5 Ways to Improve Job Shop Profitability with Cloud ERP

Leverage dimensional profitability analysis

Getting an accurate picture of job-level profitability is a great first step, but it’s only one piece of the puzzle. It’s also important to gain an understanding of profit margins across broader dimensions, including:

  • Sales by rep or estimator – Who consistently delivers the highest-margin deals?
  • Sales by customer – How are customer accounts doing across the board? How are accounts averaging out from a margin perspective, and how does it compare to prior periods?
  • Sales by customer or product category – Is there a particular line of business or industry vertical that consistently delivers higher margins?

In a make-to-order environment, anomalous jobs often get the most attention. While an extremely profitable order might make you feel great about the customer, and a job at a loss might make you think twice about the relationship, it’s important to look at the overall profitability of an account, especially if the sales volume of that customer is high enough that a single job may be statistically insignificant.

A good ERP system will allow you to report on sales data any way you’d like, allowing you to easily find and replicate positive patterns at the customer, category, or employee level.

Dial in employee retention

Minimizing turnover and retaining top talent means less overhead, increased employee productivity, and better results. But that’s easier said than done!

A simple shortcut can be leveraging ERP data to identify top performers. A good ERP solution will help you identify which employees in each department are shouldering more of the load, consistently performing above budget, or clocking in early. Similarly, these reports may also capture employees with potential who may require coaching or training to succeed in their role.

Analysis from these reports will help you identify where your HR department’s time should be focused, allowing top performers to be rewarded and under-performers to be offered the assistance they need, before turnover can occur.

Collect realtime data from the shop floor

In most job shops, labor and machine time makes up a significant amount of the overall costs of a particular job. That’s why it’s critical to capture accurate time data for every production run. But if you’re relying on information written on a timecard at the end of the day or backflushed hours from the estimate, you’re introducing data that may be dangerously inaccurate.

Manufacturing Execution System (MES) technology allows you to easily capture this data in real-time, as jobs are completed. This means that on every job, you know exactly how much time was spent, down to the second. MES also captures the specific employee who performed the work, allowing you to cost accurate labor rates if you choose. This can be particularly important in environments where work may be completed by an overqualified employee when no one else is available.

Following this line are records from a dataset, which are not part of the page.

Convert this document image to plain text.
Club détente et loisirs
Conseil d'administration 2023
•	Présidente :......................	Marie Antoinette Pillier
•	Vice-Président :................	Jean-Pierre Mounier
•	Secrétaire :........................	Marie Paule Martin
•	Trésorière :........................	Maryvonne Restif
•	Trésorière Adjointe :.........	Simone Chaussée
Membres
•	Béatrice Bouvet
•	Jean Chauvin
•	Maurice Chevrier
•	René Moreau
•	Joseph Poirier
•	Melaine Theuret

MES also allows you to capture scrap data in realtime as it occurs. This means that rather than casting off bad raw materials or parts to a scrap bucket where they can be adjusted out later, the scrap can be captured and, if you choose, costed directly to the job.

Give your estimator the tools to succeed

If the estimate is inaccurate, you’re much more likely to lose money on a job – or lose the job entirely if the estimate is too high. A recent article in Modern Machine Shop identified that the quote-to-booking ratio for top performing machine shops was 70% – a metric that’s hard to meet unless your quoting process is completely dialed in.

Using an ERP-based estimation system instead of Excel will make your estimator’s life easier by allowing them to capture the most up-to-date costs for inventory, apply standardized markups and margins, and more easily ensure that every quote meets your standards before it goes out the door.

Order common parts and raw materials in bulk

MRP (Material Requirements Planning) applications in ERP systems make it easy to report on raw material and subassembly requirements for planned work, with specific ordering dates locked in and many levels of subassembly taken into account. This type of functionality is extremely helpful in planning out what needs to be purchased without extensive planning.

However, always ordering on-the-fly based solely on MRP has its drawbacks, especially if there are particular raw materials or parts that your shop consistently uses on a regular basis. Just-in-time ordering rarely lets you take advantage of vendors’ volume discounts, and put your orders at risk if a stockout or longer than expected lead time affects your delivery schedule.

Luckily, many modern manufacturing ERPs offer extensive purchasing reporting, allowing you to identify commonly used materials and purchase them in advance. This type of approach allows you to ensure that you have inventory available (even if you choose to run lean) and helps you take advantage of improved pricing for larger orders.